From: redpointai

LangChain, the popular framework for building LLM applications, recognized early on that an orchestration layer alone wasn’t enough to simplify the development process. A significant need emerged around the observability, testing, and evaluation of these applications, leading to the creation of Lang Smith [00:50:51].

Core Functionality

Lang Smith operates as a separate Software as a Service (SaaS) platform, focused on making it easy to build, test, and understand LLM applications [00:51:51]. Its primary value propositions are:

  • Tracing and Observability: Lang Smith logs all steps of a chain or agent, including inputs, outputs, and their exact sequence [00:08:16]. This is particularly valuable for complex applications with multiple LLM calls or steps, providing immediate insight into what’s happening and aiding in debugging [00:08:24]. Even for single LLM calls, it helps visualize templated prompts, conversational history, and trimmed content [00:09:00].
  • Testing and Evaluation (Eval): Lang Smith supports testing across the entire spectrum of an application, from end-to-end user interactions to individual components [00:09:30]. This includes evaluating specific steps like routing choices in an agent [00:09:54]. The platform makes it easy to visualize and understand the thought processes of agents, as well as the inputs and outputs of each step, which is crucial for developers to “grock” these complex systems [00:13:52].

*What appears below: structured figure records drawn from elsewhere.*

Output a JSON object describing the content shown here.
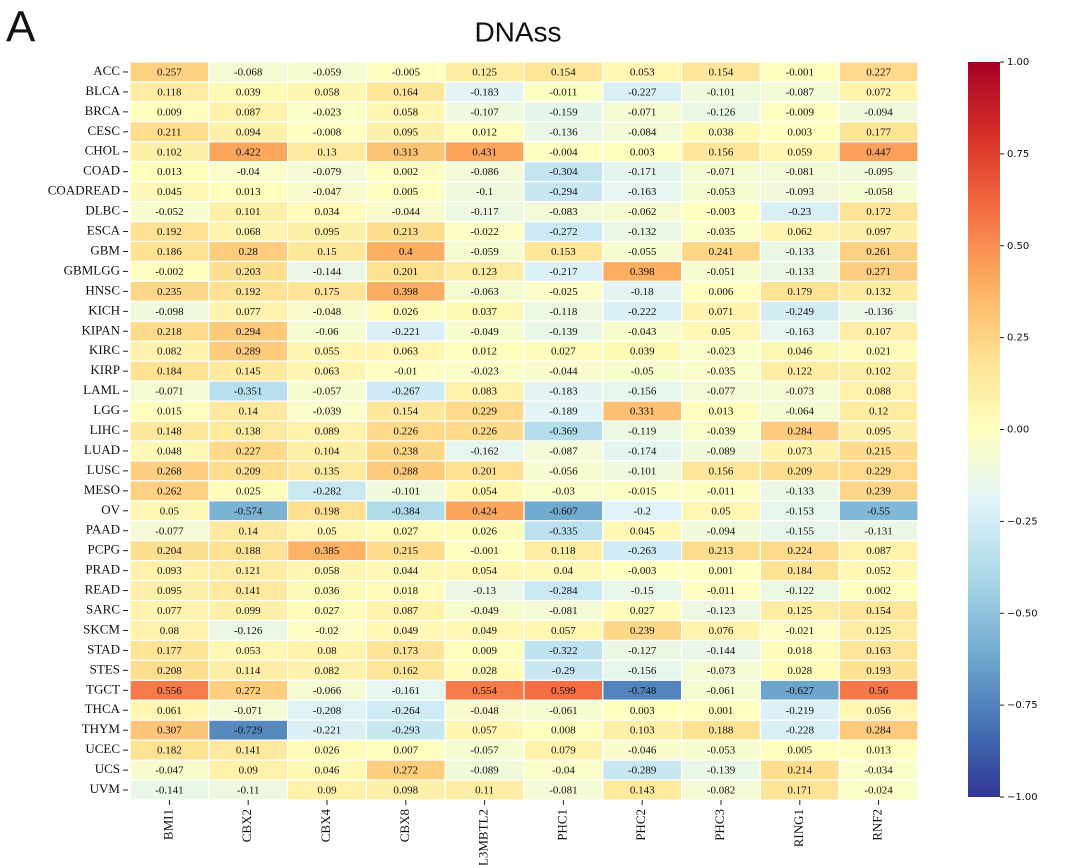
{
  "chart_data": {
    "type": "heatmap",
    "panel_label": "A",
    "title": "DNAss",
    "rows": [
      "ACC",
      "BLCA",
      "BRCA",
      "CESC",
      "CHOL",
      "COAD",
      "COADREAD",
      "DLBC",
      "ESCA",
      "GBM",
      "GBMLGG",
      "HNSC",
      "KICH",
      "KIPAN",
      "KIRC",
      "KIRP",
      "LAML",
      "LGG",
      "LIHC",
      "LUAD",
      "LUSC",
      "MESO",
      "OV",
      "PAAD",
      "PCPG",
      "PRAD",
      "READ",
      "SARC",
      "SKCM",
      "STAD",
      "STES",
      "TGCT",
      "THCA",
      "THYM",
      "UCEC",
      "UCS",
      "UVM"
    ],
    "columns": [
      "BMI1",
      "CBX2",
      "CBX4",
      "CBX8",
      "L3MBTL2",
      "PHC1",
      "PHC2",
      "PHC3",
      "RING1",
      "RNF2"
    ],
    "values": [
      [
        0.257,
        -0.068,
        -0.059,
        -0.005,
        0.125,
        0.154,
        0.053,
        0.154,
        -0.001,
        0.227
      ],
      [
        0.118,
        0.039,
        0.058,
        0.164,
        -0.183,
        -0.011,
        -0.227,
        -0.101,
        -0.087,
        0.072
      ],
      [
        0.009,
        0.087,
        -0.023,
        0.058,
        -0.107,
        -0.159,
        -0.071,
        -0.126,
        -0.009,
        -0.094
      ],
      [
        0.211,
        0.094,
        -0.008,
        0.095,
        0.012,
        -0.136,
        -0.084,
        0.038,
        0.003,
        0.177
      ],
      [
        0.102,
        0.422,
        0.13,
        0.313,
        0.431,
        -0.004,
        0.003,
        0.156,
        0.059,
        0.447
      ],
      [
        0.013,
        -0.04,
        -0.079,
        0.002,
        -0.086,
        -0.304,
        -0.171,
        -0.071,
        -0.081,
        -0.095
      ],
      [
        0.045,
        0.013,
        -0.047,
        0.005,
        -0.1,
        -0.294,
        -0.163,
        -0.053,
        -0.093,
        -0.058
      ],
      [
        -0.052,
        0.101,
        0.034,
        -0.044,
        -0.117,
        -0.083,
        -0.062,
        -0.003,
        -0.23,
        0.172
      ],
      [
        0.192,
        0.068,
        0.095,
        0.213,
        -0.022,
        -0.272,
        -0.132,
        -0.035,
        0.062,
        0.097
      ],
      [
        0.186,
        0.28,
        0.15,
        0.4,
        -0.059,
        0.153,
        -0.055,
        0.241,
        -0.133,
        0.261
      ],
      [
        -0.002,
        0.203,
        -0.144,
        0.201,
        0.123,
        -0.217,
        0.398,
        -0.051,
        -0.133,
        0.271
      ],
      [
        0.235,
        0.192,
        0.175,
        0.398,
        -0.063,
        -0.025,
        -0.18,
        0.006,
        0.179,
        0.132
      ],
      [
        -0.098,
        0.077,
        -0.048,
        0.026,
        0.037,
        -0.118,
        -0.222,
        0.071,
        -0.249,
        -0.136
      ],
      [
        0.218,
        0.294,
        -0.06,
        -0.221,
        -0.049,
        -0.139,
        -0.043,
        0.05,
        -0.163,
        0.107
      ],
      [
        0.082,
        0.289,
        0.055,
        0.063,
        0.012,
        0.027,
        0.039,
        -0.023,
        0.046,
        0.021
      ],
      [
        0.184,
        0.145,
        0.063,
        -0.01,
        -0.023,
        -0.044,
        -0.05,
        -0.035,
        0.122,
        0.102
      ],
      [
        -0.071,
        -0.351,
        -0.057,
        -0.267,
        0.083,
        -0.183,
        -0.156,
        -0.077,
        -0.073,
        0.088
      ],
      [
        0.015,
        0.14,
        -0.039,
        0.154,
        0.229,
        -0.189,
        0.331,
        0.013,
        -0.064,
        0.12
      ],
      [
        0.148,
        0.138,
        0.089,
        0.226,
        0.226,
        -0.369,
        -0.119,
        -0.039,
        0.284,
        0.095
      ],
      [
        0.048,
        0.227,
        0.104,
        0.238,
        -0.162,
        -0.087,
        -0.174,
        -0.089,
        0.073,
        0.215
      ],
      [
        0.268,
        0.209,
        0.135,
        0.288,
        0.201,
        -0.056,
        -0.101,
        0.156,
        0.209,
        0.229
      ],
      [
        0.262,
        0.025,
        -0.282,
        -0.101,
        0.054,
        -0.03,
        -0.015,
        -0.011,
        -0.133,
        0.239
      ],
      [
        0.05,
        -0.574,
        0.198,
        -0.384,
        0.424,
        -0.607,
        -0.2,
        0.05,
        -0.153,
        -0.55
      ],
      [
        -0.077,
        0.14,
        0.05,
        0.027,
        0.026,
        -0.335,
        0.045,
        -0.094,
        -0.155,
        -0.131
      ],
      [
        0.204,
        0.188,
        0.385,
        0.215,
        -0.001,
        0.118,
        -0.263,
        0.213,
        0.224,
        0.087
      ],
      [
        0.093,
        0.121,
        0.058,
        0.044,
        0.054,
        0.04,
        -0.003,
        0.001,
        0.184,
        0.052
      ],
      [
        0.095,
        0.141,
        0.036,
        0.018,
        -0.13,
        -0.284,
        -0.15,
        -0.011,
        -0.122,
        0.002
      ],
      [
        0.077,
        0.099,
        0.027,
        0.087,
        -0.049,
        -0.081,
        0.027,
        -0.123,
        0.125,
        0.154
      ],
      [
        0.08,
        -0.126,
        -0.02,
        0.049,
        0.049,
        0.057,
        0.239,
        0.076,
        -0.021,
        0.125
      ],
      [
        0.177,
        0.053,
        0.08,
        0.173,
        0.009,
        -0.322,
        -0.127,
        -0.144,
        0.018,
        0.163
      ],
      [
        0.208,
        0.114,
        0.082,
        0.162,
        0.028,
        -0.29,
        -0.156,
        -0.073,
        0.028,
        0.193
      ],
      [
        0.556,
        0.272,
        -0.066,
        -0.161,
        0.554,
        0.599,
        -0.748,
        -0.061,
        -0.627,
        0.56
      ],
      [
        0.061,
        -0.071,
        -0.208,
        -0.264,
        -0.048,
        -0.061,
        0.003,
        0.001,
        -0.219,
        0.056
      ],
      [
        0.307,
        -0.729,
        -0.221,
        -0.293,
        0.057,
        0.008,
        0.103,
        0.188,
        -0.228,
        0.284
      ],
      [
        0.182,
        0.141,
        0.026,
        0.007,
        -0.057,
        0.079,
        -0.046,
        -0.053,
        0.005,
        0.013
      ],
      [
        -0.047,
        0.09,
        0.046,
        0.272,
        -0.089,
        -0.04,
        -0.289,
        -0.139,
        0.214,
        -0.034
      ],
      [
        -0.141,
        -0.11,
        0.09,
        0.098,
        0.11,
        -0.081,
        0.143,
        -0.082,
        0.171,
        -0.024
      ]
    ],
    "zlim": [
      -1,
      1
    ],
    "zticks": [
      {
        "value": 1,
        "label": "1.00"
      },
      {
        "value": 0.75,
        "label": "0.75"
      },
      {
        "value": 0.5,
        "label": "0.50"
      },
      {
        "value": 0.25,
        "label": "0.25"
      },
      {
        "value": 0,
        "label": "0.00"
      },
      {
        "value": -0.25,
        "label": "−0.25"
      },
      {
        "value": -0.5,
        "label": "−0.50"
      },
      {
        "value": -0.75,
        "label": "−0.75"
      },
      {
        "value": -1,
        "label": "−1.00"
      }
    ],
    "colormap": [
      "#313695",
      "#4575b4",
      "#74add1",
      "#abd9e9",
      "#e0f3f8",
      "#ffffbf",
      "#fee090",
      "#fdae61",
      "#f46d43",
      "#d73027",
      "#a50026"
    ]
  }
}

Addressing Evaluation Challenges

Evaluation in LLM applications presents several challenges:

  • Data Set Creation: Teams typically start by hand-labeling a small set of examples (e.g., 20) and then integrate production data that caused failures into their test sets [00:10:48]. Lang Smith connects production traces that fail (either via user feedback like “thumbs down” or system flags) directly into the evaluation set [00:11:11]. Creating an evaluation dataset also forces developers to consider specific desired behaviors and edge cases for the system [00:14:54].
  • Judging Single Data Points: While some simple classification tasks are straightforward, many require LLMs to act as judges [00:11:30]. However, LLM-based judging isn’t perfect, necessitating a human-in-the-loop component [00:11:41]. Lang Smith invests heavily in facilitating human interaction to best support the evaluation process [00:12:01].
  • Aggregating Metrics: How to aggregate evaluation metrics depends on the application. Some teams require perfect scoring for critical data points, while others need to confirm improvement over previous iterations [00:12:11].
  • Frequency of Evaluation: Due to the expense and time involved, evaluations are often conducted largely before releases [00:12:45]. Lang Smith aims to reduce the manual component to enable running evaluations in a continuous integration (CI) environment, similar to software unit tests [00:12:51].

Distinction from Traditional Observability

While there are parallels with traditional observability platforms like Datadog, Lang Smith addresses unique aspects of LLM applications [00:34:09]. LLMs are non-deterministic, and their applications involve APIs and prompting, which are new areas compared to traditional systems [00:35:04].

Lang Smith focuses on helping users understand what LLM applications are doing to iterate faster and with confidence [00:35:36]. In contrast, tools like Datadog excel at system-level monitoring and aggregate metrics like latency [00:35:48]. Companies have been observed using both platforms together, indicating different value propositions [00:36:04].

Integration and Development

Lang Smith is framework-agnostic, meaning it can be used with or without LangChain [00:18:14]. It treats the system being scored simply as a function, making no assumptions about the number of LLM calls or internal workings [00:18:20].

The development of Lang Smith was prioritized because observability, testing, and evaluation were identified as bigger pain points for developers than hosting platforms [00:37:06]. Lang Smith is a crucial component of LangChain’s mission to make building LLM applications as easy as possible [00:05:30]. It also ties into other LangChain components, as evaluation is needed for both retrieval and agents, and agents can even be used to perform evaluation [00:07:08].

Lang Smith was generally available as of recently (referring to the time of the podcast recording), after six months of iteration [00:05:56]. The team continually seeks to provide the most value by allocating resources to areas of greatest need, such as improving documentation and use cases [00:41:01].